SenseTime unveils latest large model SenseNova 5.0, full-stack large model matrix
By Zheng Zheng | chinadaily.com.cn | Updated: 2024-04-25 19:25
SenseTime, a Chinese artificial intelligence pioneer, unveiled an upgraded SenseNova 5.0 large model system and "cloud-edge-device" full-stack large model product matrix at its Tech Day event on Tuesday.
"In our pursuit to push the boundaries of SenseNova's capabilities, SenseTime remains guided by the Scaling Law as we build upon our large model based on this three-tier architecture: knowledge, reasoning, and execution," said Xu Li, co-founder and CEO of SenseTime.
Since its initial release last April, SenseTime's "SenseNova" large model system has rolled out five major iterations. Based on over 10TB of token training data and extensive synthetic data, the SenseNova 5.0 adopts a hybrid expert architecture, with an effective context window of up to 200K for inference. This update primarily enhances knowledge, mathematics, reasoning and coding capabilities.
SenseNova 5.0 demonstrates improvements in creative writing, reasoning, and summarization capabilities for the humanities.

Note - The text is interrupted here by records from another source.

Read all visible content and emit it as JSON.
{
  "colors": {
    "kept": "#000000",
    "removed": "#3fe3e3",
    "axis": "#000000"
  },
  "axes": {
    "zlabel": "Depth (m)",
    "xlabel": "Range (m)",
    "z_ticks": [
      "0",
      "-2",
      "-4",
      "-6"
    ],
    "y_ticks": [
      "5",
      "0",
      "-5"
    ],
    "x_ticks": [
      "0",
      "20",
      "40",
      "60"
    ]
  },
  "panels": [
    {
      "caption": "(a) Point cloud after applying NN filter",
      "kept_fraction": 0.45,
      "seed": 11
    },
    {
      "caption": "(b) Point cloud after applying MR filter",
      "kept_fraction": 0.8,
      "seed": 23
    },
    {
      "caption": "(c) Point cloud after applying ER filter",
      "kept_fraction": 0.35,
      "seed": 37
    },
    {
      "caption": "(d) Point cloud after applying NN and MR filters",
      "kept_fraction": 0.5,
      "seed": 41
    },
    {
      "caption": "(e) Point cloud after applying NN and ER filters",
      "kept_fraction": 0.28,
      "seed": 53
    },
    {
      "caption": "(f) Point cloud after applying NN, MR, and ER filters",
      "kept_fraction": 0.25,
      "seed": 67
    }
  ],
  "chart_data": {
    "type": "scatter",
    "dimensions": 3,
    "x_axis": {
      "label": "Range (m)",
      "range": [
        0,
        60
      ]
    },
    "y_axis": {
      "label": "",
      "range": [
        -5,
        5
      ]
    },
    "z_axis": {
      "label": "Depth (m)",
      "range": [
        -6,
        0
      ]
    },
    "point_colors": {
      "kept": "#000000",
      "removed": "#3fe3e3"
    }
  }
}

With Chinese knowledge injection, it provides better understanding, summarization, and question answering, offering assistance for verticals like education and content industries, according to the company.
Regarding science and technology, SenseNova 5.0 has attained greater quantitative reasoning, coding abilities, and logical reasoning performance, providing support services for finance, data analysis, and other domains.
A highlight is SenseNova 5.0's multimodal capabilities, as its multimodal large model ranked first based on the aggregate score on the authoritative multimodality benchmark MMBench, and achieved high scores in other multimodal rankings such as MathVista, AI2D and ChartQA.
At the application level, SenseNova 5.0 supports high-resolution long-image parsing, understanding, interactive text-to-image generation, complex cross-document knowledge extraction, summarization, question-answering display, and rich multimodal interactions.
Noticing centralized computing demands extending to edge devices and enterprise AI needs, SenseTime introduced an edge-side full-stack large model product matrix. This includes the SenseTime Edge-side Large Model for terminal devices and the SenseTime Integrated Large Model (Enterprise) edge device.
The SenseNova Edge-side Large Language Model can achieve 18.3 words per second on midrange platforms, and 78.3 words per second on flagship platforms.
Tests also show that the inference speed of edge-side LDM-AI image diffusion technology takes less than 1.5 seconds on a mainstream platform, and supports the output of high-definition images with a resolution of 12 million pixels and above, as well as image editing functions such as proportional, free-form, and rotation image expansion.
The SenseTime Integrated Large Model (Enterprise) edge device is introduced for growing enterprise AI needs in finance, coding, healthcare, government, and more. The device performs accelerated searches at only 50 percent CPU utilization and can reduce inference costs by approximately 80 percent, according to data from SenseTime.
SenseTime has also been exploring the possibilities of large model applications and prospects across domains including office software, finance, and transportation with the leading companies in these industries, like Kingsoft Office, Haitong Securities and Xiaomi.
At the event's finale, three videos generated by the large model were presented, showcasing the company's achievements on the text-to-video platform and pointing to the wider potential of the large model.